Earlier this year, Jeremy was admonished by the Kings Fund for similar wool-pulling misrepresentation of numbers when he claimed to be giving the NHS the 'sixth biggest increase in history' when it was more like the 28th biggest increase.

These deliberate discrepancies are a regular feature of the doctors' strike too. Theresa May joined Hunt in the sound-bite-over-fact politics of claiming we have 'record levels of funding' and doctors when almost daily we hear that the NHS is underfunded, underdoctored and overstretched after 6 years of austerity that have seen funds flatline while demand soars ballistically - increases are at 0.2% while demand rises at 4%.

The government seems to have adopted this method as policy. When faced with one of the narrowest referendum results in UK history, David Davis says "The mandate for [Brexit] is overwhelming" and "a bigger vote for Brexit than that won by any UK Government in history." In this he is comparing the 17.3 million vote for remaining in the EU in 1975 with the 17.4 million vote for leaving the EU in 2016. The recent vote to leave is 'bigger' and even the 'biggest ever' but the mandate is actually one of the smallest on record. A preference of 52% in 2016 is not bigger than a winning division of 67%, despite having 100,000 more votes. In fact, that increase in votes is woeful given the voting population increased by 6 million in that time and turnout was much higher this year.
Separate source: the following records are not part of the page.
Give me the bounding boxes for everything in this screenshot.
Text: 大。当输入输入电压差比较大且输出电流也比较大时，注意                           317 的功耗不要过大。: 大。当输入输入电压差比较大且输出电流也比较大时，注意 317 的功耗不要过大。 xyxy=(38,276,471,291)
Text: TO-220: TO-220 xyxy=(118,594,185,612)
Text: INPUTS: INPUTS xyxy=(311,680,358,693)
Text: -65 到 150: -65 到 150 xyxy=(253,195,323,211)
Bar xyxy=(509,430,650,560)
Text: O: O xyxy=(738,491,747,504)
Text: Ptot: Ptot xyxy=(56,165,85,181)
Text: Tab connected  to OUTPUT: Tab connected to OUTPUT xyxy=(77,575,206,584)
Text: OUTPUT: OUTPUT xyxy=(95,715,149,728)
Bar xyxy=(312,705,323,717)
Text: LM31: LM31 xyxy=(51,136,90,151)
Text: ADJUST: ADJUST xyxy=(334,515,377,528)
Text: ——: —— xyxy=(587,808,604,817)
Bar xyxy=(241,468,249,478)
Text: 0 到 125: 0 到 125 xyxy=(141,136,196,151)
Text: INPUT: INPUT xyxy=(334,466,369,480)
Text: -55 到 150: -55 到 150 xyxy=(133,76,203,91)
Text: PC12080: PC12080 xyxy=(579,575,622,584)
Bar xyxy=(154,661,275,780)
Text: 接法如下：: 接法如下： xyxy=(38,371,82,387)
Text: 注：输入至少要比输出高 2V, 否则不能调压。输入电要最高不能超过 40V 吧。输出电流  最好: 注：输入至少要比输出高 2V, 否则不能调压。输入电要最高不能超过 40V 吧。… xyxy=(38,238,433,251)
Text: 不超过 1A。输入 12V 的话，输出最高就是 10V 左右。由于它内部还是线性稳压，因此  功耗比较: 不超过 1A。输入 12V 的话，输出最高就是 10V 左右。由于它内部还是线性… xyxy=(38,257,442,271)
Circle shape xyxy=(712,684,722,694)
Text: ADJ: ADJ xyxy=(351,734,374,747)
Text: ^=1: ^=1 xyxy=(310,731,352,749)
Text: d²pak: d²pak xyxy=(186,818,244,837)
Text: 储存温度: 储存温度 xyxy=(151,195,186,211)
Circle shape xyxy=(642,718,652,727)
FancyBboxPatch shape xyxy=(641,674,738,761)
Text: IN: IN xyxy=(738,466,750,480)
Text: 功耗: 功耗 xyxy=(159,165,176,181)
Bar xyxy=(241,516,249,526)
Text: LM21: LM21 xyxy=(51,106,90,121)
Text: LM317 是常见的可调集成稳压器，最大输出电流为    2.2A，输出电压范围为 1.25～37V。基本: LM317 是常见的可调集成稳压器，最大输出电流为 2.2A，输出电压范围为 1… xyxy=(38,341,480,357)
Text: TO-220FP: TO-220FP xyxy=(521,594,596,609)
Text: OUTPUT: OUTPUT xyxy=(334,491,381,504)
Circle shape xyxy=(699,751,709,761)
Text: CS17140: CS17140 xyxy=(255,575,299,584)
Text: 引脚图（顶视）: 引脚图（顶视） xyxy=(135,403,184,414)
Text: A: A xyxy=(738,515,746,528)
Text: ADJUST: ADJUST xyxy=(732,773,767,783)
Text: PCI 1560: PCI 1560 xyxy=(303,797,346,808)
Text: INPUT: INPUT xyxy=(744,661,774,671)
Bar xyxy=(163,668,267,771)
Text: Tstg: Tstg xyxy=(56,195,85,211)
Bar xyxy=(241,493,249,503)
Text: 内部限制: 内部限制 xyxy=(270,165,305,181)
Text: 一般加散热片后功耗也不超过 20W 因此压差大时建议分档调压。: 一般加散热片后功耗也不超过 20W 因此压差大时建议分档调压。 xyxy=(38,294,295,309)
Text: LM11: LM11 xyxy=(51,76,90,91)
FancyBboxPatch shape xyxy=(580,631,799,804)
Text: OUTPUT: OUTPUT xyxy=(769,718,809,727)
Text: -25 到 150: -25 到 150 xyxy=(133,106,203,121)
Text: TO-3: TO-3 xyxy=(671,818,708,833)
These misrepresentations of 'bigger numbers' is like someone claiming that this year's remake of Ghostbusters is much more popular than the 1983 original because it took $46 million in its opening weekend as opposed to $13 million. We can all see the flaws when it's laid out like this (or when we pay to see the latest Ghostbusters) but the government regularly only presents the "biggest" half of the picture and sadly this is too often shared without scrutiny by the overstretched or outright friendly press.

The EU referendum was a major moment for post-truth politics. The Conservatives launched a referendum and then managed to spearhead both sides of it (is it just me or does it sound dodgy when you say it like that?) Both campaigns have been denounced as deliberately misleading from democracy champions and cross-party committees. As we move forward, can we afford to accept post-truth misrepresentations of data and statistics while we stare down the barrel of Brexit and are already neck-deep in the devastation of 6 years of austerity?

Our NHS is being strangled to death by ongoing cuts while our Health Secretary is lying about levels of funding. The vast majority of NHS leaders believe that Brexit will exacerbate staffing and funding crises while Jeremy Hunt boasts of a 1,500 increase in student doctors which he claims will replace 88,000 foreign born doctors by 2025. Nothing this man says stands up and neither will our NHS if we let one-sided messaging dominate politics any longer.

Correction: An earlier version of this post said that there had been an increase of 0.002% in NHS research funding. In fact, it was a 0.2% increase.